Elon Musk is vowing yet again to fire any federal workers who don't respond to an email asking them to list five things they accomplished last week

Elon Musk.
Elon Musk.AP

Elon Musk is vowing yet again to fire any federal workers who don't respond to an email asking them to list five things they accomplished last week.

Hours after the U.S. Office of Personnel Management had directed agencies that responses to its email were optional, Musk again threatened federal workers in a post on X, his social media platform.

The Department of Government Efficiency, run by Trump adviser Elon Musk, last week published an initial list of 1,125 contracts it terminated in recent weeks across the federal government.
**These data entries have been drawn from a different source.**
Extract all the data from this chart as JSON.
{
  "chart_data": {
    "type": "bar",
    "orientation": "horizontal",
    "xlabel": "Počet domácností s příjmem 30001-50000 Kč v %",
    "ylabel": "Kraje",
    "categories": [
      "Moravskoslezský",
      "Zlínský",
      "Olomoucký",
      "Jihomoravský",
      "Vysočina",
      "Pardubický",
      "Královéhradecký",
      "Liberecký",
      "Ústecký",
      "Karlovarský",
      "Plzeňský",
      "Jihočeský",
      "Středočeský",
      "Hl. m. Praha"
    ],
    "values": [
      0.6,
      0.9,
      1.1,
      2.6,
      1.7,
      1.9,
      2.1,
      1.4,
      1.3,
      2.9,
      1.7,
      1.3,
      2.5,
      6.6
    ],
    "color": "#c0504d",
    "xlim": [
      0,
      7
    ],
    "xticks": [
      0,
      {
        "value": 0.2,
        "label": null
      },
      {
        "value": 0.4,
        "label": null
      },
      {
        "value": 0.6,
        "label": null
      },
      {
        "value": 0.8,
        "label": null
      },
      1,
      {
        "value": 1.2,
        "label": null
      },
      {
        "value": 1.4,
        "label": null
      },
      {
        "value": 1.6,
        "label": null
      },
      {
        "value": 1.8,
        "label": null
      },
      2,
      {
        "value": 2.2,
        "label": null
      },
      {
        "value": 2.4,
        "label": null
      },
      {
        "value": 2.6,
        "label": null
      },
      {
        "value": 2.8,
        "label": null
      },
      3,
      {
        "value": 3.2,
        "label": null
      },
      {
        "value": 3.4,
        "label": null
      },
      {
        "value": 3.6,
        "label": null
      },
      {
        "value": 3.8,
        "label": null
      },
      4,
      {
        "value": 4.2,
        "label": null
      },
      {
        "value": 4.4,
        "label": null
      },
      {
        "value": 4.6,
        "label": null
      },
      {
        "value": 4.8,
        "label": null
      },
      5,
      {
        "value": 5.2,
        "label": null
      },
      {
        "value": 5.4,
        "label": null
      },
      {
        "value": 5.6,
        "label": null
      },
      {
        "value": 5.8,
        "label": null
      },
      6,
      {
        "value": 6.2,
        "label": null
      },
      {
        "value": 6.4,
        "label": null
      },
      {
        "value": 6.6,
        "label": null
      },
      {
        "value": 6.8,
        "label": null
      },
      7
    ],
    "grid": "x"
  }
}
Data published on DOGE's "Wall of Receipts" shows more than one-third of the contract cancellations, 417 in all, are expected to yield no savings.

That's usually because the total value of the contracts has already been fully obligated, which means the government has a legal requirement to spend the funds for the goods or services it purchased and in many cases has already done so.

"It's like confiscating used ammunition after it's been shot when there's nothing left in it. It doesn't accomplish any policy objective," said Charles Tiefer, a retired University of Baltimore law professor and expert on government contracting law. "Their terminating so many contracts pointlessly obviously doesn't accomplish anything for saving money."